Our dataset contains a large number of geographic, demographic, social, and environmental attributes. Each patient is assigned to two different types of municipalities:
- A national municipality based on the administrative division used in their country (field: cusec).
- A European-level municipality based on a different spatial classification system (field: eu_cusec).
For each municipality, we have several associated characteristics such as population size, living conditions, socioeconomic indicators, air quality metrics, and other environmental exposures. Consequently, for most environmental variables we have two parallel values—for example:
- nox = NOx annual average (national municipality)
- eu_nox = NOx annual average (European municipality)
Our goal is to construct the external_exposure table using these data.
Our main questions:
1. Can municipalities themselves be considered exposure factors?
Since cusec and eu_cusec represent geographic locations rather than exposures per se, we are unsure whether they should be recorded as exposures in external_exposure or modeled differently.

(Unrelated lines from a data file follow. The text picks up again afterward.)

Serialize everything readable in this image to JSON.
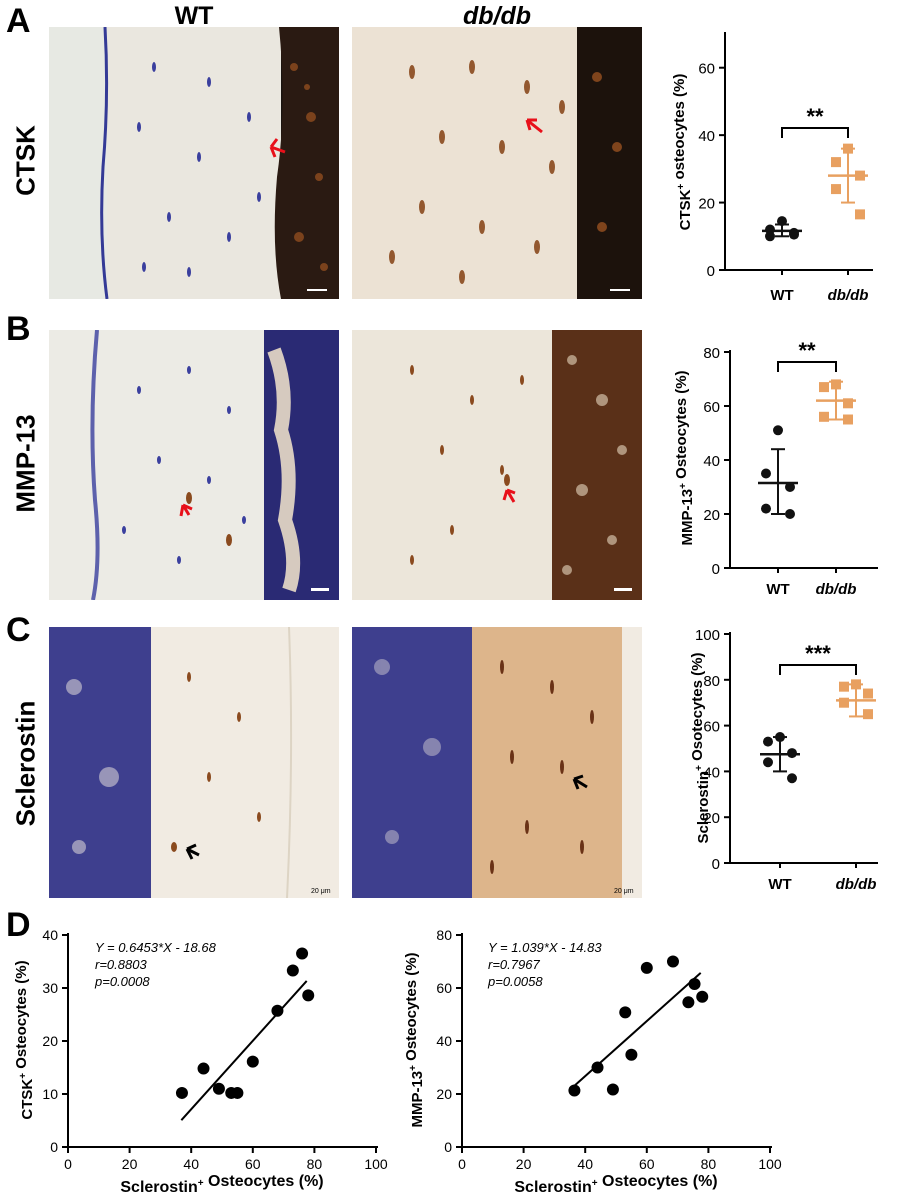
{
  "panels": {
    "A": {
      "letter": "A",
      "row_label": "CTSK"
    },
    "B": {
      "letter": "B",
      "row_label": "MMP-13"
    },
    "C": {
      "letter": "C",
      "row_label": "Sclerostin",
      "scale_bar": "20 μm"
    },
    "D": {
      "letter": "D"
    }
  },
  "columns": {
    "wt": "WT",
    "dbdb": "db/db"
  },
  "colors": {
    "wt": "#111111",
    "dbdb": "#e8a060",
    "stain_blue": "#3a3f9e",
    "stain_brown": "#8a4a1e",
    "arrow_red": "#e8101a"
  },
  "chart_data": [
    {
      "id": "A-dot",
      "type": "scatter",
      "ylabel": "CTSK⁺ osteocytes (%)",
      "categories": [
        "WT",
        "db/db"
      ],
      "ylim": [
        0,
        70
      ],
      "yticks": [
        0,
        20,
        40,
        60
      ],
      "significance": "**",
      "series": [
        {
          "category": "WT",
          "values": [
            14.5,
            12,
            11,
            10,
            10.5
          ],
          "mean": 11.6,
          "sd_low": 10,
          "sd_high": 13.5
        },
        {
          "category": "db/db",
          "values": [
            36,
            32,
            28,
            24,
            16.5
          ],
          "mean": 28,
          "sd_low": 20,
          "sd_high": 36
        }
      ]
    },
    {
      "id": "B-dot",
      "type": "scatter",
      "ylabel": "MMP-13⁺ Osteocytes (%)",
      "categories": [
        "WT",
        "db/db"
      ],
      "ylim": [
        0,
        80
      ],
      "yticks": [
        0,
        20,
        40,
        60,
        80
      ],
      "significance": "**",
      "series": [
        {
          "category": "WT",
          "values": [
            51,
            35,
            30,
            22,
            20
          ],
          "mean": 31.5,
          "sd_low": 20,
          "sd_high": 44
        },
        {
          "category": "db/db",
          "values": [
            68,
            67,
            61,
            56,
            55
          ],
          "mean": 62,
          "sd_low": 55,
          "sd_high": 69
        }
      ]
    },
    {
      "id": "C-dot",
      "type": "scatter",
      "ylabel": "Sclerostin⁺ Osotecytes (%)",
      "categories": [
        "WT",
        "db/db"
      ],
      "ylim": [
        0,
        100
      ],
      "yticks": [
        0,
        20,
        40,
        60,
        80,
        100
      ],
      "significance": "***",
      "series": [
        {
          "category": "WT",
          "values": [
            55,
            53,
            48,
            44,
            37
          ],
          "mean": 47.5,
          "sd_low": 40,
          "sd_high": 55
        },
        {
          "category": "db/db",
          "values": [
            78,
            77,
            74,
            70,
            65
          ],
          "mean": 71,
          "sd_low": 64,
          "sd_high": 78
        }
      ]
    },
    {
      "id": "D-left",
      "type": "scatter",
      "xlabel": "Sclerostin⁺ Osteocytes (%)",
      "ylabel": "CTSK⁺ Osteocytes (%)",
      "xlim": [
        0,
        100
      ],
      "ylim": [
        0,
        40
      ],
      "xticks": [
        0,
        20,
        40,
        60,
        80,
        100
      ],
      "yticks": [
        0,
        10,
        20,
        30,
        40
      ],
      "annotations": [
        "Y = 0.6453*X - 18.68",
        "r=0.8803",
        "p=0.0008"
      ],
      "fit": {
        "slope": 0.6453,
        "intercept": -18.68,
        "x_range": [
          36.8,
          77.5
        ]
      },
      "points": [
        [
          37,
          10.2
        ],
        [
          44,
          14.8
        ],
        [
          49,
          11
        ],
        [
          53,
          10.2
        ],
        [
          55,
          10.2
        ],
        [
          60,
          16.1
        ],
        [
          68,
          25.7
        ],
        [
          73,
          33.3
        ],
        [
          76,
          36.5
        ],
        [
          78,
          28.6
        ]
      ]
    },
    {
      "id": "D-right",
      "type": "scatter",
      "xlabel": "Sclerostin⁺ Osteocytes (%)",
      "ylabel": "MMP-13⁺ Osteocytes (%)",
      "xlim": [
        0,
        100
      ],
      "ylim": [
        0,
        80
      ],
      "xticks": [
        0,
        20,
        40,
        60,
        80,
        100
      ],
      "yticks": [
        0,
        20,
        40,
        60,
        80
      ],
      "annotations": [
        "Y = 1.039*X - 14.83",
        "r=0.7967",
        "p=0.0058"
      ],
      "fit": {
        "slope": 1.039,
        "intercept": -14.83,
        "x_range": [
          35.5,
          77.5
        ]
      },
      "points": [
        [
          36.5,
          21.3
        ],
        [
          44,
          30
        ],
        [
          49,
          21.7
        ],
        [
          53,
          50.8
        ],
        [
          55,
          34.8
        ],
        [
          60,
          67.6
        ],
        [
          68.5,
          70
        ],
        [
          73.5,
          54.6
        ],
        [
          75.5,
          61.5
        ],
        [
          78,
          56.7
        ]
      ]
    }
  ]
}
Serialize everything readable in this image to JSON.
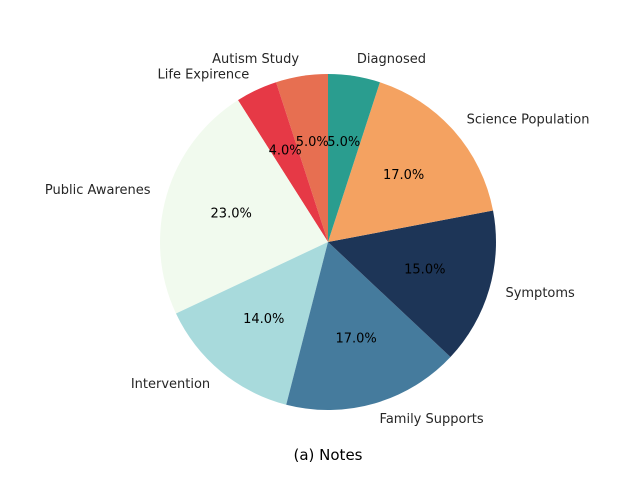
{
  "chart_data": {
    "type": "pie",
    "title": "(a) Notes",
    "start_angle_deg": 90,
    "direction": "counterclockwise",
    "categories": [
      "Autism Study",
      "Life Expirence",
      "Public Awarenes",
      "Intervention",
      "Family Supports",
      "Symptoms",
      "Science Population",
      "Diagnosed"
    ],
    "values": [
      5.0,
      4.0,
      23.0,
      14.0,
      17.0,
      15.0,
      17.0,
      5.0
    ],
    "value_labels": [
      "5.0%",
      "4.0%",
      "23.0%",
      "14.0%",
      "17.0%",
      "15.0%",
      "17.0%",
      "5.0%"
    ],
    "colors": [
      "#e76f51",
      "#e63946",
      "#f1faee",
      "#a8dadc",
      "#457b9d",
      "#1d3557",
      "#f4a261",
      "#2a9d8f"
    ]
  }
}
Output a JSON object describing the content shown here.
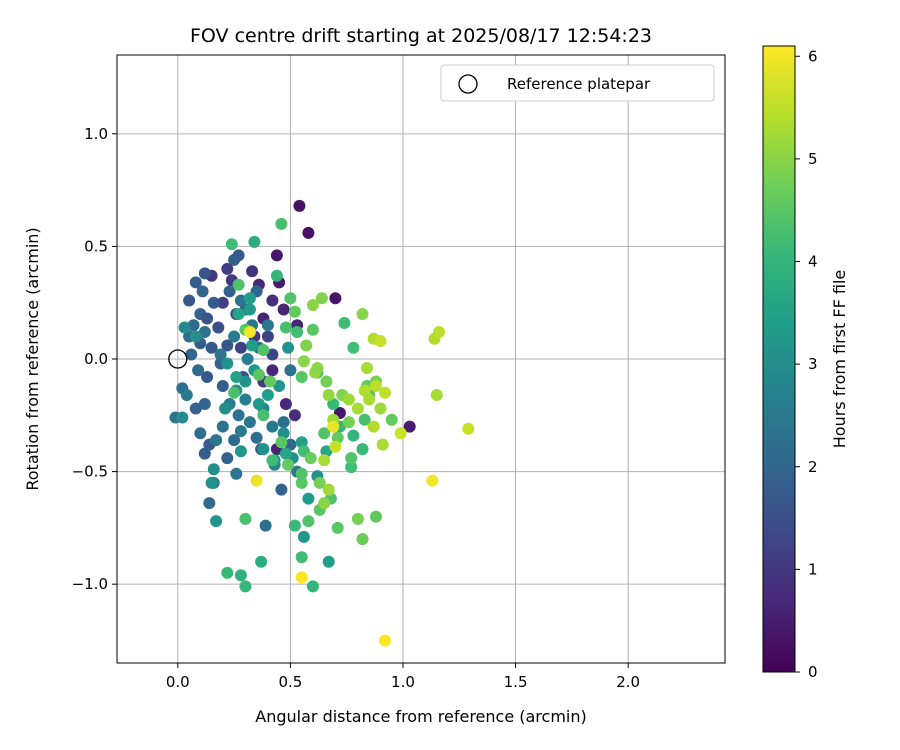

2. Should we create separate exposure records for each variable (e.g., NOx, EU_NOx)?
Our initial idea was to create a separate record for each exposure factor relevant to each patient (e.g., one entry for nox, one for eu_nox, etc.).
However, this raises concerns because environmental measures like NOx conceptually represent the same phenomenon, even when derived from different geographic classification systems.
How should such cases be represented to avoid duplicate exposures with identical concept IDs?
Is the recommended approach to use the same standard concept ID but differentiate the source or method using:
exposure_source_value,exposure_concept_idvs.exposure_source_concept_id,- or by adding geographic context as an attribute?
We are not sure what the community considers best practice.
3. How should geographic distinctions be encoded within the external_exposure structure?
If exposure type is the same (e.g., NOx), but the geographic basis differs (national vs. European municipality), what is the intended way in OMOP to represent this difference?
Is there a standard for storing spatial granularity, administrative levels, or region definitions?
4. How can we handle variables or exposure types that do not have concept IDs in Athena?
We would appreciate suggestions on:
- How to identify relevant concepts when none seem to exist,
- Is there a place that all GIS concept ids exist?
- Maybe map them to existing broader categories?